Aside from caring for the needy in Monrovia, Liberia, she helps raise money to support the College of Science and Allied Health at the African Methodist Episcopal University.

Church and community

As a part of Mt. Zion AME Port Tampa Women’s Missionary Society, Dr. Golden has a mandate for service and outreach to the community. While her office was open, she tried to translate her work in the church to her own practice by providing healthcare services with missionary outreach. She offered free vitamins and sleeping bags for the homeless, among other benefits.

For her, the hardest aspect of being a doctor is trying to help everyone.

“You want to see people live and not die, but at the end of the day patients have autonomy, and they have the right to choose. You have to respect when a patient makes a choice,” Dr. Golden said.  “All you can do as a doctor is to get up, tell your patients the truth, deliver what they need and pray that they make a choice to live and not die.”

What Dr. Golden misses most about St. Pete is talking long walks downtown on the waterfront. She loves the extraordinary amount of diversity here with both natives and transplants.

With such a mix of communities of varying interests, backgrounds, beliefs and religious perspectives, it’s a crucial detail to respect.
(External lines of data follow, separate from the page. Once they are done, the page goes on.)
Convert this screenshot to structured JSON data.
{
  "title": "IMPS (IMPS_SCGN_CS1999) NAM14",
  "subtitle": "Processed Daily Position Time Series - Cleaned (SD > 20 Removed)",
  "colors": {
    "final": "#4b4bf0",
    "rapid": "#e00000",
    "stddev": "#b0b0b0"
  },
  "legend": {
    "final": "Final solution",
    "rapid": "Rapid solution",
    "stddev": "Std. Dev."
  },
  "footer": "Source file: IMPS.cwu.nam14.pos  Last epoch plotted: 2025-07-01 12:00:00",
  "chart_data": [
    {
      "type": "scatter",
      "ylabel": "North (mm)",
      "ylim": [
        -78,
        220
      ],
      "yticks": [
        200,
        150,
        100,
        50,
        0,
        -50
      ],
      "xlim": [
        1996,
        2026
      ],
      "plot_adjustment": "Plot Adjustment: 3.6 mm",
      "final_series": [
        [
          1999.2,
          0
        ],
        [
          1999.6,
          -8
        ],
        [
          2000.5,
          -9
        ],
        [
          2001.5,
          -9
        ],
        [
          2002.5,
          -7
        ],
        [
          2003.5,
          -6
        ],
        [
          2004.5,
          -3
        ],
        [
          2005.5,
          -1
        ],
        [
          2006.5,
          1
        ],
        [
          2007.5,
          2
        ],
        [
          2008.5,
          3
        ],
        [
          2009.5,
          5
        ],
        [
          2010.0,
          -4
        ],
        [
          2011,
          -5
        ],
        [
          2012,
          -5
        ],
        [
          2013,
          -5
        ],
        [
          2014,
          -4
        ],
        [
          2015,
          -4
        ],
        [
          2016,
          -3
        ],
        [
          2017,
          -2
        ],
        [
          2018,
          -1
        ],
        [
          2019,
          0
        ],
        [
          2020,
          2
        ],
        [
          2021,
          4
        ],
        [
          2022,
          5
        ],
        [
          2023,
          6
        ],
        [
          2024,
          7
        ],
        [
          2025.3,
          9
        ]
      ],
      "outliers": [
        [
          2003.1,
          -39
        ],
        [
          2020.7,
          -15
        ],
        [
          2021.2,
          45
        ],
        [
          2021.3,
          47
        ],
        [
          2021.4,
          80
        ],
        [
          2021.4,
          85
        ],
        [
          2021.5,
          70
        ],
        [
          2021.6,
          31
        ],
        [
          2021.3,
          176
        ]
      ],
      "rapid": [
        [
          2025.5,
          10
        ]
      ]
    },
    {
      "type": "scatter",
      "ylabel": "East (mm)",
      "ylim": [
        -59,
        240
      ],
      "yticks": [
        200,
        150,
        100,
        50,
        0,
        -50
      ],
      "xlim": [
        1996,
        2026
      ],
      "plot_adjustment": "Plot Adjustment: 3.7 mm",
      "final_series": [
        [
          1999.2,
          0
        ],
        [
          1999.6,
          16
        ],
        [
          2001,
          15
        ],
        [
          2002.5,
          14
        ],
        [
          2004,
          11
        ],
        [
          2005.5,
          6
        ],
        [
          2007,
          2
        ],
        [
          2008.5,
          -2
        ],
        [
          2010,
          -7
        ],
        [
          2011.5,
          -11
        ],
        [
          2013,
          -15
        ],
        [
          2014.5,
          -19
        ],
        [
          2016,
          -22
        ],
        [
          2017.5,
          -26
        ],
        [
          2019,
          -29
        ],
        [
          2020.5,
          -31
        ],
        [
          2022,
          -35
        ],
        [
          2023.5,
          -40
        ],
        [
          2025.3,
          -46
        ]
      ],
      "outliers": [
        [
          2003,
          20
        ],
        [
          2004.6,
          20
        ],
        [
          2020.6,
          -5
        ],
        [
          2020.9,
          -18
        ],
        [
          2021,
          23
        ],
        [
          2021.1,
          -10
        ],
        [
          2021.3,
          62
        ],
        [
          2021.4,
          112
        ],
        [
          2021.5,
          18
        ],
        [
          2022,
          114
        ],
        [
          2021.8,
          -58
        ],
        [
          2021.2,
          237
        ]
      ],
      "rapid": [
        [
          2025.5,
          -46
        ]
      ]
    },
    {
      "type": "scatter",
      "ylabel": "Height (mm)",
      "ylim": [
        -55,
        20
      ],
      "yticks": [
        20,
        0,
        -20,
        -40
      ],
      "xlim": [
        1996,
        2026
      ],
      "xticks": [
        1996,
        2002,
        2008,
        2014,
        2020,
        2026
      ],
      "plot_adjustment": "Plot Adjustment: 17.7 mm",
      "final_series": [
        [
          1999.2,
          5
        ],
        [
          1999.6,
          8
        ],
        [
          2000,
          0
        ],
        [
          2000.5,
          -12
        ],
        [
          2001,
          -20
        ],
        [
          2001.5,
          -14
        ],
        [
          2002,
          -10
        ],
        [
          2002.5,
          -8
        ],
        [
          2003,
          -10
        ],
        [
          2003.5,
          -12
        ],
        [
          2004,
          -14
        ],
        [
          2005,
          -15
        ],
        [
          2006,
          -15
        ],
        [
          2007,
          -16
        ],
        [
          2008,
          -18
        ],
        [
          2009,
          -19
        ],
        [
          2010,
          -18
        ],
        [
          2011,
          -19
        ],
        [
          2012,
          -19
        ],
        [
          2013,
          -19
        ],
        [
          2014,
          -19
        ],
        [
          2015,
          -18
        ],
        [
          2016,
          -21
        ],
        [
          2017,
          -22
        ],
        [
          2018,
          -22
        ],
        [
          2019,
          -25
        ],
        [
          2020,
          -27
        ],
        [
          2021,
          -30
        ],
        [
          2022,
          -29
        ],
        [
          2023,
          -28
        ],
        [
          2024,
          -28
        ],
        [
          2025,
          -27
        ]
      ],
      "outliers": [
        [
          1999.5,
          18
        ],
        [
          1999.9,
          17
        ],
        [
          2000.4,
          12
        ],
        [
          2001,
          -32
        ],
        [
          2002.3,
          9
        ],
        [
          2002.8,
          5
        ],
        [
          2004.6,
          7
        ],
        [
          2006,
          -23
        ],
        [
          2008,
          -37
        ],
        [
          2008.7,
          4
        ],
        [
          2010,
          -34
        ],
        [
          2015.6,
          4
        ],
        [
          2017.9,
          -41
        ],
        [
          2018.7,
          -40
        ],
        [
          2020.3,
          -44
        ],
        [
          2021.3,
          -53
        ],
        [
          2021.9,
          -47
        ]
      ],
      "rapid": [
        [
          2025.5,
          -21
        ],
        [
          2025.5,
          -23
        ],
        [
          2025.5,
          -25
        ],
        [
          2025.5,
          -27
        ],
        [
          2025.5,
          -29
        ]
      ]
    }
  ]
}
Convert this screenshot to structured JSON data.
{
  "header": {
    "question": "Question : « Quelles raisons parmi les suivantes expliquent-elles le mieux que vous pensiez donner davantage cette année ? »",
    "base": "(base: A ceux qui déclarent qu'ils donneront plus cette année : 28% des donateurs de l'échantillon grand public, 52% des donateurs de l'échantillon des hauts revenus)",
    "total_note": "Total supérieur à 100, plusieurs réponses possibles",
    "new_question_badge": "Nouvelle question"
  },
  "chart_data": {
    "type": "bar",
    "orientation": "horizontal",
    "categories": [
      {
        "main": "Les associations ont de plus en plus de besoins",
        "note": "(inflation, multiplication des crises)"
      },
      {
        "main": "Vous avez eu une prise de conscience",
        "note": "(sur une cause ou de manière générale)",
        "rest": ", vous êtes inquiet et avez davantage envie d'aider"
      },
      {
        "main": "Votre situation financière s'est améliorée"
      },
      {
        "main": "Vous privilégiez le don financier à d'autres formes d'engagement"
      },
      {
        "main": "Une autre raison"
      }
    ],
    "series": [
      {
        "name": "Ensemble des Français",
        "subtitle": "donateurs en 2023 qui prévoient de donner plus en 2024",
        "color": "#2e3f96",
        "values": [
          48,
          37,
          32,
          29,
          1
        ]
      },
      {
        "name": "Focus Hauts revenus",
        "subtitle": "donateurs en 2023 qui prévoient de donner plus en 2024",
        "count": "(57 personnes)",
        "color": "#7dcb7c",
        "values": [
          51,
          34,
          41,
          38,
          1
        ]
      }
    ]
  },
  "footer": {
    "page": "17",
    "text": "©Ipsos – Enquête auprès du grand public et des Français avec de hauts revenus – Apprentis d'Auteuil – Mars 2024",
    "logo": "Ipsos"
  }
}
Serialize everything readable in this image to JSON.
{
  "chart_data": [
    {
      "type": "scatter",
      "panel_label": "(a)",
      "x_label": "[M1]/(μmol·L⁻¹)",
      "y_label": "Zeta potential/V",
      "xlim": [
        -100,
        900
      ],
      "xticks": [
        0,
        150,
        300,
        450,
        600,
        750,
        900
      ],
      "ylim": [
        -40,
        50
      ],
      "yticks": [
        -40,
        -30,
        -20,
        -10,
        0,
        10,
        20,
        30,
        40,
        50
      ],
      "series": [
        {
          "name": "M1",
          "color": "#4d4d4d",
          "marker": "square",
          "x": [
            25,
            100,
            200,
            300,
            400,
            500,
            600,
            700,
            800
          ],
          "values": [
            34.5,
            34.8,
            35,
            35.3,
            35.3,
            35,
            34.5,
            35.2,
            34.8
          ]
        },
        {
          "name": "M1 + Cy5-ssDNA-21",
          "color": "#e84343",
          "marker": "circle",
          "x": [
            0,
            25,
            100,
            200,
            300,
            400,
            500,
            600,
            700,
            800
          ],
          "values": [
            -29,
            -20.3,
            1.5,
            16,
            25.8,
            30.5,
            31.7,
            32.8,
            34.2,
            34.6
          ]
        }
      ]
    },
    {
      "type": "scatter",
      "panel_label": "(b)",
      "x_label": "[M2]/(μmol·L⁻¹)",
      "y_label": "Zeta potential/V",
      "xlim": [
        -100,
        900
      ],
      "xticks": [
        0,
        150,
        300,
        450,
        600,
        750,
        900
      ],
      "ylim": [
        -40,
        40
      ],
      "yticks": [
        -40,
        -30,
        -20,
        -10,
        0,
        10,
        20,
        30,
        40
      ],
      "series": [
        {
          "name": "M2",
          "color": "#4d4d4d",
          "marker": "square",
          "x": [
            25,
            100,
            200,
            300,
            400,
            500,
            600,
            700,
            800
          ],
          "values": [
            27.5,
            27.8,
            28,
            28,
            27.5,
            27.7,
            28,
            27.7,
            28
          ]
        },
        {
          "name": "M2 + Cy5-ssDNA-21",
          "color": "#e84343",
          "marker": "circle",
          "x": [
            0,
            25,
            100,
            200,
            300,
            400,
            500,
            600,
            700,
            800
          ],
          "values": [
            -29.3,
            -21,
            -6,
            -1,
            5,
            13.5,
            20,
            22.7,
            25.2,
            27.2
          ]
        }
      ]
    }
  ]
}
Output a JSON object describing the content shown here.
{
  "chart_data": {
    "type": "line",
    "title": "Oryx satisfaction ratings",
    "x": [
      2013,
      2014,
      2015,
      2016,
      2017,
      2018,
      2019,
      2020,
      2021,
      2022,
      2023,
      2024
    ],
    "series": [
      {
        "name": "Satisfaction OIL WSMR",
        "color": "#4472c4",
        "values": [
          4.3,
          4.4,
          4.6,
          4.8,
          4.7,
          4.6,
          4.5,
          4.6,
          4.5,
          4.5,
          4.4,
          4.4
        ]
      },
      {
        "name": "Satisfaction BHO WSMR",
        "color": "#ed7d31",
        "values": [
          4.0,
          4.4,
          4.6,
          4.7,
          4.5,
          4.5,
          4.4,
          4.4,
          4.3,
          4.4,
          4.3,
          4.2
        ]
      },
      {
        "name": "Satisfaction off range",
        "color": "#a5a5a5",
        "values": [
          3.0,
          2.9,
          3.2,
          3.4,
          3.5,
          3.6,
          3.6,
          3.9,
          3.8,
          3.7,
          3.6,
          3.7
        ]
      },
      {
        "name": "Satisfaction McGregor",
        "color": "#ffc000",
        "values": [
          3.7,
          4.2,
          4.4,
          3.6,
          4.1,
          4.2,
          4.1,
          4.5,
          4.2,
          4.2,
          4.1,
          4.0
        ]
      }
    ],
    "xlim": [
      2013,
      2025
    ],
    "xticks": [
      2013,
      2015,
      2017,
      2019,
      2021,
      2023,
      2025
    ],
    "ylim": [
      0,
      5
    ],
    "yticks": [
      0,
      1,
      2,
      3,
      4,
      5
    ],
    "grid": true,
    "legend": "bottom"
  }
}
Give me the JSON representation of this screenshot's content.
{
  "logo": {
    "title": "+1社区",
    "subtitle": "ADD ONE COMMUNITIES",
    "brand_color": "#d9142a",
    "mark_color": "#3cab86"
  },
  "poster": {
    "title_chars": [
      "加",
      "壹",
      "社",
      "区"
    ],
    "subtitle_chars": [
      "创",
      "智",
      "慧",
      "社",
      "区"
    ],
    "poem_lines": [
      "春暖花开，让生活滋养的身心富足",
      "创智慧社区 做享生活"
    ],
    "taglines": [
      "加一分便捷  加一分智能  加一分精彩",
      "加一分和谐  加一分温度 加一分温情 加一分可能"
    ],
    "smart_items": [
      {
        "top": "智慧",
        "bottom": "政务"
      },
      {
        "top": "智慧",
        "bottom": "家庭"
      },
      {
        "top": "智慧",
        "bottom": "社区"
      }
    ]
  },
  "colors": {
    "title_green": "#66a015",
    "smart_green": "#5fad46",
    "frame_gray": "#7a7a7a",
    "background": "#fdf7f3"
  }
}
She said as a doctor, you can find yourself falling into a very narrow approach to a community, which is very dangerous being a healthcare provider.

She can see a connection between St. Pete and Monrovia in that both cities have a diverse economic population.

“The population is one million. There is a lot of poverty mixed in with wealth. Similar to St. Pete, you can find really nice homes in proximity to low-income housing areas,” she said, adding that both cities’ social circles revolve around the church and family.

For women in St. Pete and in Monrovia, she recommends that they be relentless in their pursuits of health and financial stability because no one will care about them more than they care about themselves.

This story is part of a 50-article series honoring black women in the Tampa Bay area.